Thursday, February 28, 2008
EVIL CONSIDERED
It’s root causes time in the Victorian Supreme Court:
The jury in Australia’s largest terrorism case has been asked to consider the “evil” America has done, as a court judges 12 Melbourne men accused of plotting to commit “violent jihad”.
Opening the defence case today, lawyer Remy van de Wiel, QC, told the jury America had suffered an enormous blow to its pride as a result of the September 11 World Trade Center attack.
Mr Van de Wiel described the attacks as “evil and shocking”.
"But don’t forget, America has done many evil things too,” Mr van de Wiel told the court.

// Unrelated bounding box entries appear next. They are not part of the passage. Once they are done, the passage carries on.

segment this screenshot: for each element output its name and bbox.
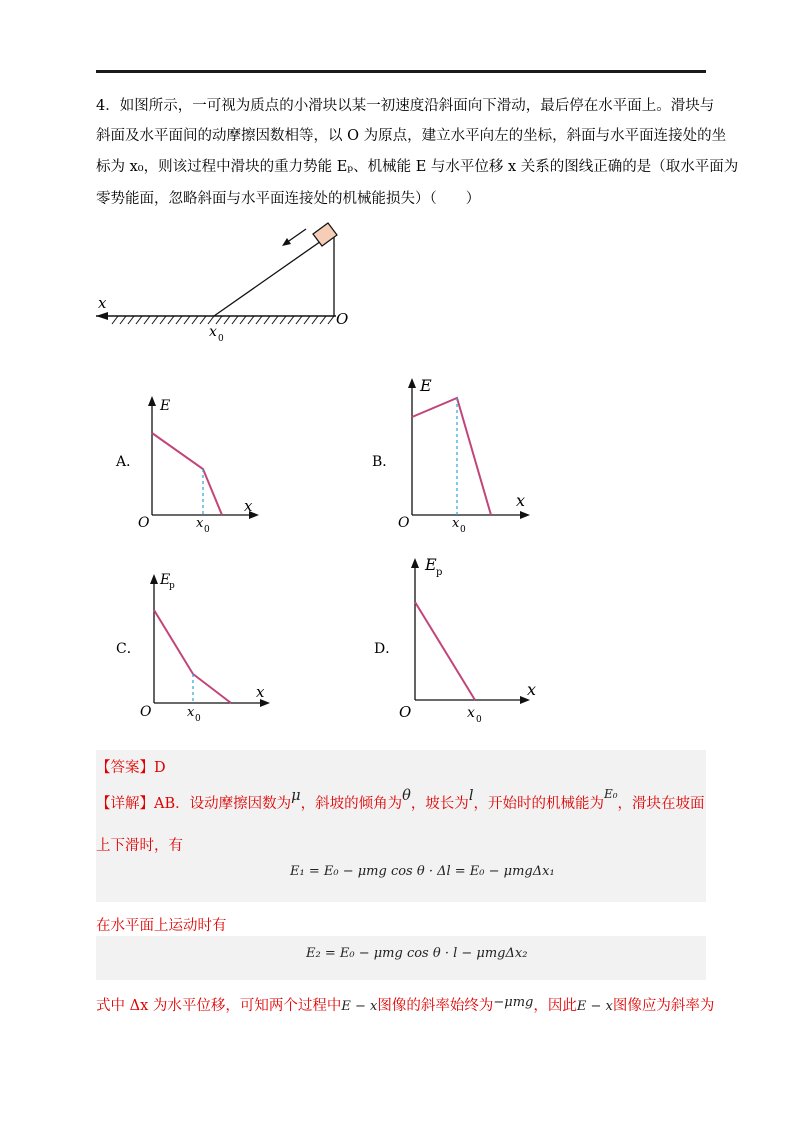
question-line-4: 零势能面，忽略斜面与水平面连接处的机械能损失）（ ） [96, 191, 481, 207]
detail-text-1b: ，斜坡的倾角为 [300, 796, 403, 812]
option-c-xlabel: x [256, 683, 265, 701]
l-symbol: l [468, 788, 474, 804]
theta-symbol: θ [402, 788, 411, 804]
option-c-letter: C． [116, 641, 141, 657]
option-b-x0: x [452, 516, 460, 531]
option-d-curve [415, 602, 475, 700]
option-b-ylabel: E [420, 376, 432, 395]
option-c-origin: O [140, 704, 152, 720]
option-a-xlabel: x [244, 497, 253, 515]
option-b-x0-sub: 0 [460, 525, 466, 535]
option-a-x0-sub: 0 [204, 525, 210, 535]
detail-text-1a: 【详解】AB．设动摩擦因数为 [96, 796, 292, 812]
option-d-x0: x [467, 705, 475, 721]
answer-label: 【答案】D [96, 760, 166, 776]
detail-line-2: 上下滑时，有 [96, 838, 183, 854]
option-a-ylabel: E [160, 398, 171, 414]
detail-text-4c: ，因此 [533, 998, 577, 1014]
option-b-curve [412, 398, 491, 515]
neg-mumg-symbol: −μmg [493, 995, 534, 1010]
option-b-letter: B． [372, 454, 397, 470]
e0-symbol: E₀ [603, 787, 618, 801]
detail-text-4b: 图像的斜率始终为 [377, 998, 494, 1014]
option-d-x0-sub: 0 [476, 715, 482, 725]
option-c-ylabel: E [160, 572, 171, 588]
detail-line-1 [96, 787, 705, 813]
option-a-origin: O [138, 515, 150, 531]
question-line-2: 斜面及水平面间的动摩擦因数相等，以 O 为原点，建立水平向左的坐标，斜面与水平面连接处的坐 [96, 128, 727, 144]
detail-line-4 [96, 994, 714, 1015]
option-a-graph [115, 396, 259, 535]
option-c-ysub: p [169, 581, 175, 591]
option-d-xlabel: x [527, 680, 537, 699]
option-a-letter: A． [116, 454, 141, 470]
option-c-x0-sub: 0 [195, 714, 201, 724]
e-x-symbol-1: E − x [341, 999, 378, 1014]
question-line-3: 标为 x₀，则该过程中滑块的重力势能 Eₚ、机械能 E 与水平位移 x 关系的图线正确的是（取水平面为 [96, 159, 739, 175]
option-d-ysub: p [436, 567, 443, 578]
option-b-origin: O [398, 515, 410, 531]
option-d-letter: D． [374, 641, 400, 657]
option-a-curve [152, 433, 222, 515]
detail-line-3: 在水平面上运动时有 [96, 918, 227, 934]
fig-x0-label: x [209, 324, 217, 340]
option-a-x0: x [196, 516, 204, 531]
fig-x-label: x [98, 294, 107, 312]
option-c-curve [154, 610, 231, 703]
option-b-graph [372, 376, 530, 535]
mu-symbol: μ [291, 788, 301, 804]
option-b-xlabel: x [516, 491, 526, 510]
fig-origin-label: O [336, 310, 349, 328]
e-x-symbol-2: E − x [576, 999, 613, 1014]
formula-1: E₁ = E₀ − μmg cos θ · Δl = E₀ − μmgΔx₁ [290, 864, 555, 879]
option-d-graph [374, 555, 536, 725]
fig-x0-sub: 0 [218, 334, 224, 344]
formula-2: E₂ = E₀ − μmg cos θ · l − μmgΔx₂ [306, 946, 528, 961]
answer-block [96, 750, 706, 902]
option-c-x0: x [187, 705, 195, 720]
detail-text-1d: ，开始时的机械能为 [473, 796, 604, 812]
question-line-1: 4．如图所示，一可视为质点的小滑块以某一初速度沿斜面向下滑动，最后停在水平面上。滑块与 [96, 98, 715, 114]
option-d-origin: O [399, 703, 412, 721]
detail-text-4d: 图像应为斜率为 [612, 998, 715, 1014]
option-c-graph [116, 572, 270, 724]
detail-text-4a: 式中 Δx 为水平位移，可知两个过程中 [96, 998, 342, 1014]
option-d-ylabel: E [425, 555, 437, 574]
detail-text-1e: ，滑块在坡面 [617, 796, 705, 812]
detail-text-1c: ，坡长为 [410, 796, 469, 812]
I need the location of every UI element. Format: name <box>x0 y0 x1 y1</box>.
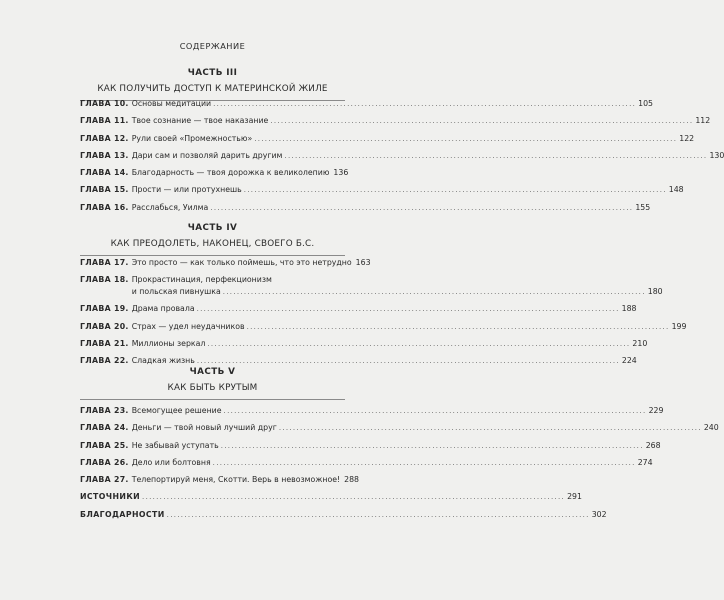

He also told the Victorian Supreme Court jury to be cautious about forming the opinion that Osama bin Laden, who it has heard was a hero to the leader of the Melbourne group, was responsible for the 9/11 attacks.
"To say this was all orchestrated by Osama bin Laden is also very silly," he said.
"He has never claimed responsibility."
We’ll be hearing about “controlled demolitions” and Jews being warned to stay away from the WTC before this case is done. Further from van de Weasel’s address:
If you think about movies and how many of them have an Arab hero, very few portray them in a positive light, the media, commentators, documentaries. I’m not saying they are all deliberately biased but they come from a particular standpoint.
History and the concurrence of events that were happening in the background of those conversations are relevant. There was the conflict in Iraq, the conflict in Chechnya, the conflict in Afghanistan, the Sudan and Ethiopia, all involve Muslims. The media is very rarely sympathetic to them.
This guy’s a riot.
We all know 4,000 American soldiers have died in Iraq but do you ever say to yourself, how many Iraqis have died? Does the media ever tell us?
Better than that - via repetition of bogus bodycounts, the media even tells us about dead Iraqis who aren’t dead.
What we are interested in is what a person who lives in a Muslim ghetto in Melbourne says as a reaction to what’s happening to people he regards as his people.
His people, eh? The chap van de Wipe refers to has lived in Australia for nearly twenty years. Here’s a novel legal angle:
The leader of an alleged Melbourne terrorist cell could not organise a booze-up in a brewery, a defence lawyer told the Supreme Court today.